La música subió de volumen. Leire y Koldo aparecieron por allí con los gemelos. Más gente. Nos rodearon, divertidos, haciendo comentarios sobre mi chapuzón en la piscina.

—Jamás he visto un KO tan limpio. De verdad.

—¿Alguien lo tiene grabado? ¡Que lo comparta por WhatsApp!

—El chándal te queda estupendamente. ¡Es tan ochentero!

Aguanté el papelón un buen rato hasta que noté que Erin había desaparecido. Me disculpé y fui a buscarla, pero debía de haber salido. Me encontré con Leire en la puerta del jardín y le pregunté por ella.

—Creo que la he visto subir por las escaleras. Igual iba a su cuarto.

A Erin le habían construido un dormitorio de princesas en la parte más alta de la casa. Subí las escaleras y dejé atrás el ruido de la fiesta. Llamé a su puerta y entré. Estaba sentada en su cama, mirando por un tragaluz.

—¡Eh! —dije tocando la puerta medio abierta—. ¿Se puede?

Ella ni se giró. Siguió mirando la noche, de espaldas.

—¿Pasa algo?

—Quiero estar sola, Álex.

—Pero ¿qué pasa? ¿Es por la pelea?

Ella bajó la cabeza, negando. Yo di dos pasos hacia ella. No más.

—¿Qué?

—Ni siquiera te das cuenta. Bueno…

—Cuenta ¿de qué?

—Del problema. Eres así con todo, Álex. Llevamos un año juntos y sigo teniendo la sensación de que no te conozco.

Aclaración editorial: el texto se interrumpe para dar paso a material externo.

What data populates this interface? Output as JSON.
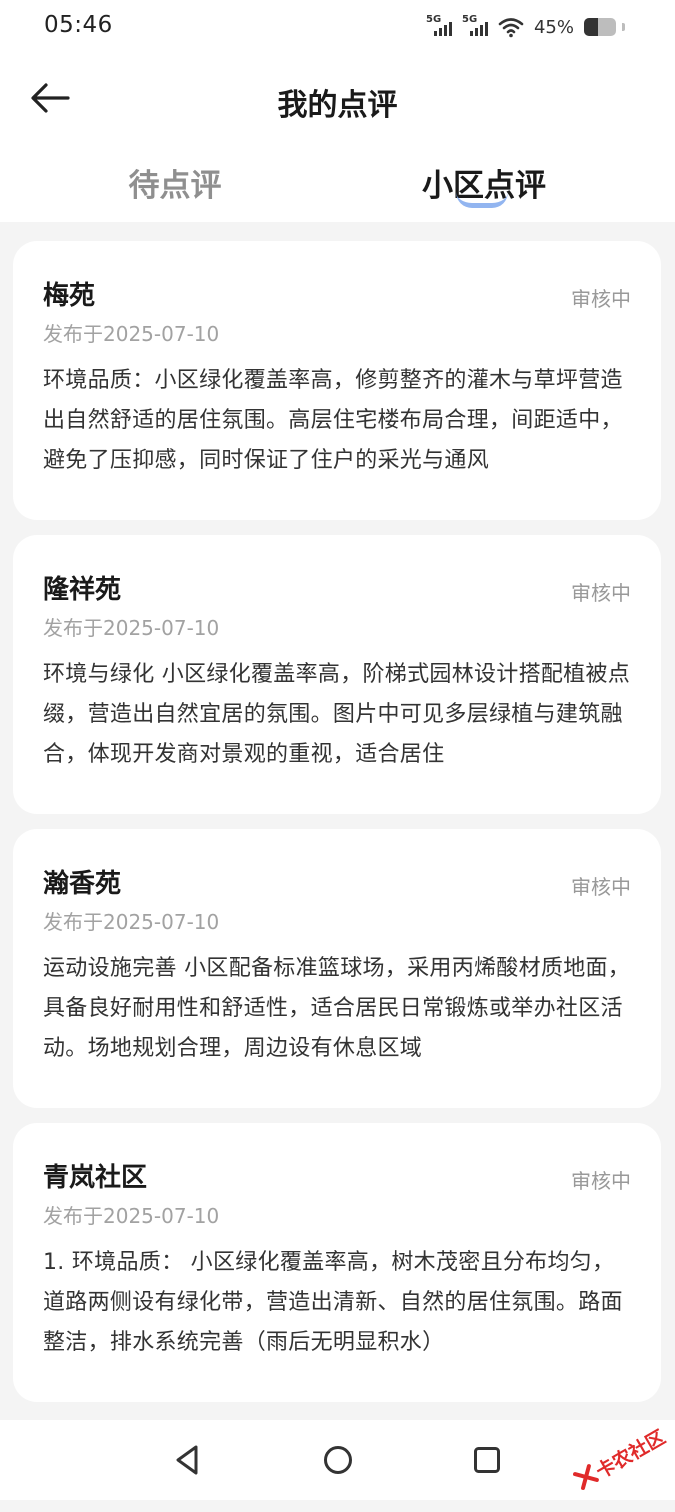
{
  "status_bar": {
    "time": "05:46",
    "signal_1_label": "5G",
    "signal_2_label": "5G",
    "battery_percent": "45%",
    "battery_level": 0.45
  },
  "header": {
    "title": "我的点评",
    "back_icon": "arrow-left-icon"
  },
  "tabs": [
    {
      "label": "待点评",
      "active": false
    },
    {
      "label": "小区点评",
      "active": true
    }
  ],
  "reviews": [
    {
      "name": "梅苑",
      "status": "审核中",
      "date": "发布于2025-07-10",
      "text": "环境品质：小区绿化覆盖率高，修剪整齐的灌木与草坪营造出自然舒适的居住氛围。高层住宅楼布局合理，间距适中，避免了压抑感，同时保证了住户的采光与通风"
    },
    {
      "name": "隆祥苑",
      "status": "审核中",
      "date": "发布于2025-07-10",
      "text": "环境与绿化 小区绿化覆盖率高，阶梯式园林设计搭配植被点缀，营造出自然宜居的氛围。图片中可见多层绿植与建筑融合，体现开发商对景观的重视，适合居住"
    },
    {
      "name": "瀚香苑",
      "status": "审核中",
      "date": "发布于2025-07-10",
      "text": "运动设施完善 小区配备标准篮球场，采用丙烯酸材质地面，具备良好耐用性和舒适性，适合居民日常锻炼或举办社区活动。场地规划合理，周边设有休息区域"
    },
    {
      "name": "青岚社区",
      "status": "审核中",
      "date": "发布于2025-07-10",
      "text": "1. 环境品质： 小区绿化覆盖率高，树木茂密且分布均匀，道路两侧设有绿化带，营造出清新、自然的居住氛围。路面整洁，排水系统完善（雨后无明显积水）"
    }
  ],
  "nav_bar": {
    "back_icon": "triangle-back-icon",
    "home_icon": "circle-home-icon",
    "recent_icon": "square-recent-icon"
  },
  "watermark": {
    "text": "卡农社区",
    "color": "#e02a2a"
  },
  "colors": {
    "accent": "#7fa9ee",
    "background": "#f4f4f4",
    "card": "#ffffff",
    "muted_text": "#999999"
  }
}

—Pero ¿de qué estás hablando?

—Ayer nos despertamos juntos, en la cama. Te dije que confiaras en mí. Que si tenías algún problema, podías contármelo. Soy tu novia, Álex. Se supone que puedes contarme las cosas importantes, ¿no? Entonces, ¿por qué no me hablaste de esa fiesta, de esos recuerdos que tenías?

—No estaba seguro de que eso fuera real, eso es todo.